店頭流通
JEITAのPCリサイクル 年1万台販売で100万円の費用負担
2003/07/21 16:51
週刊BCN 2003年07月21日vol.999掲載
パソコン3R準会員制度スタート
2003年10月1日実施の個人向けパソコンの回収・リサイクルでは、JEITAが日本郵政公社と提携して実施する個人向けパソコンのリサイクル・回収スキームに、国内でパソコンやディスプレイを販売するメーカーの28社が参加することになっている。その一方で、パソコン専門店および家電量販店が扱うショップブランドのパソコンや完成済みの組立パソコンの扱いが検討課題になっていた。

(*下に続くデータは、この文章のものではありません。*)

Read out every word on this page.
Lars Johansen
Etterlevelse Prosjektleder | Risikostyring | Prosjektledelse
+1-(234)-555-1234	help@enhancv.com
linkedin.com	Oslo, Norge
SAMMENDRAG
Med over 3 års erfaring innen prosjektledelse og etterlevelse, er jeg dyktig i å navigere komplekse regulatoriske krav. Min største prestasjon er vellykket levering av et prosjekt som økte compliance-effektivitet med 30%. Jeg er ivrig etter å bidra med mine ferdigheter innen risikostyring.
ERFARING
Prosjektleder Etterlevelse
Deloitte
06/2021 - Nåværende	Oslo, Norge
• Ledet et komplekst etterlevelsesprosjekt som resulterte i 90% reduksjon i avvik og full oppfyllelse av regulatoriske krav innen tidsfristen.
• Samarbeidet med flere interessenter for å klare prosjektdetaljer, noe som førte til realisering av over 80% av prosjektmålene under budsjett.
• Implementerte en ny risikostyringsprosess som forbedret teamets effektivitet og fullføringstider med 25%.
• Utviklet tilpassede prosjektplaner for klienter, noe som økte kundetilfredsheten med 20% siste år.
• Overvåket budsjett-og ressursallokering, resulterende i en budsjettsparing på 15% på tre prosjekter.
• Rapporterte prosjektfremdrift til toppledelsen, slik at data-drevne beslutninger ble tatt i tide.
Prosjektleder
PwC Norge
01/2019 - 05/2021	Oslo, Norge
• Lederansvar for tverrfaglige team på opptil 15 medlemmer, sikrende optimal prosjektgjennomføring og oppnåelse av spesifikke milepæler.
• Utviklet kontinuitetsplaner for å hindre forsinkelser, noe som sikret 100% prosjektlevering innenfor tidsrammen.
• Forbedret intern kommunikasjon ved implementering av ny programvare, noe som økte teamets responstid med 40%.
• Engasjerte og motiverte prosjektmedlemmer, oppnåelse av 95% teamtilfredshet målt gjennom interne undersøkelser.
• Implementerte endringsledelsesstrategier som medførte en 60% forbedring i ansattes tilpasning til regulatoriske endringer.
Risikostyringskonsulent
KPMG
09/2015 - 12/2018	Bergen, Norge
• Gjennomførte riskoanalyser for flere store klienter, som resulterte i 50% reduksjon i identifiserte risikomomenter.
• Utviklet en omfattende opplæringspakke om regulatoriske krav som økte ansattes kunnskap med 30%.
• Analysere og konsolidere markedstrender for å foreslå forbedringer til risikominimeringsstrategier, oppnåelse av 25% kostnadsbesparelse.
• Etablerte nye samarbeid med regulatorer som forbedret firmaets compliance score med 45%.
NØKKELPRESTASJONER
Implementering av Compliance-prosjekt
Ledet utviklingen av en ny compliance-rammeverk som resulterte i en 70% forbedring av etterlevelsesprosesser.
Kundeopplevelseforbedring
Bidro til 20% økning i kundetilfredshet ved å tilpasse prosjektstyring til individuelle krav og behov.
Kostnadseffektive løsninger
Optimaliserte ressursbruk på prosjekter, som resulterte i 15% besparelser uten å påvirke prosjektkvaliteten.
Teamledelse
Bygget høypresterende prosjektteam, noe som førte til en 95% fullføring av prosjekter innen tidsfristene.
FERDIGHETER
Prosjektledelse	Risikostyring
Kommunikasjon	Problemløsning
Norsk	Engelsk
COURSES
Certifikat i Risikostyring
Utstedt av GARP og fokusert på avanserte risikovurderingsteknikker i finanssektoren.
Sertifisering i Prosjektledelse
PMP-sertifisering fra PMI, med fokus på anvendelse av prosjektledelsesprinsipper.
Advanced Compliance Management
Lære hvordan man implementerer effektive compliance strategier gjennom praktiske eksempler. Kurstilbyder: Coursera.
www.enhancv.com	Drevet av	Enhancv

経済産業省の鈴木鉄光・産業技術環境局リサイクル推進課係長は、「製品開発を主導して、企画などを行った企業が回収・リサイクルの責務を負うのがルール。メーカーと販売店双方で、各製品についてどちらが回収・リサイクルを行うかを決めてもらう」と、あくまでも当事者同士の問題と突き放す。
こうした製品は大抵の場合、ショップが競合店舗との差別化を狙って、中国や台湾、韓国メーカーと共同開発するケースが多い。海外メーカーにリサイクル義務を課せない以上、ショップがリサイクル・回収の義務を負わねばならなくなる。準会員制度の目的は、このショップを対象にパソコン3R推進事業への参加を促すためなのである。
「パソコン3R準会員制度」について、JEITAの海野隆・パソコン3R推進室長は、「パソコン3R推進事業に参加するための費用は、JEITA会員が300万円、JEITA非会員が450万円。この会費に対して、事業への参加を検討する企業から『高い』という声も出ている。そこで、準会員制度は販売量に応じて参加費用を決め、低料金化した」と、準会員制度を設けたことでリサイクルの輪を広げることを目論んだ。
具体的には、今年度は昨年度の販売実績が5万台以下で100万円、同15万台以下で150万円、同30万台以下で200万円と段階的に参加費用を決めた。
経済産業省では、「1年間の販売台数が1万台以上のパソコンを扱う業者は、もしリサイクル・回収義務を遂行しなかった場合、程度に応じて勧告・公表・罰則を適用する」(鈴木係長)と徹底した態度で臨む方針。
しかしショップ関係者の多くは、「年間1万台も販売していない」と訴える。リサイクルの費用負担が、5万台以下100万円と基準が高いことを問題にする。
パソコン3R推進準会員制度で、リサイクル率アップの窓口が広がった。あとは企業によるルールの遵守とユーザーのリサイクル参加の意志が問われることになる。とは言っても、差別化のためにオリジナルブランドのパソコンを販売するショップの実情は置き去りにされた感もある。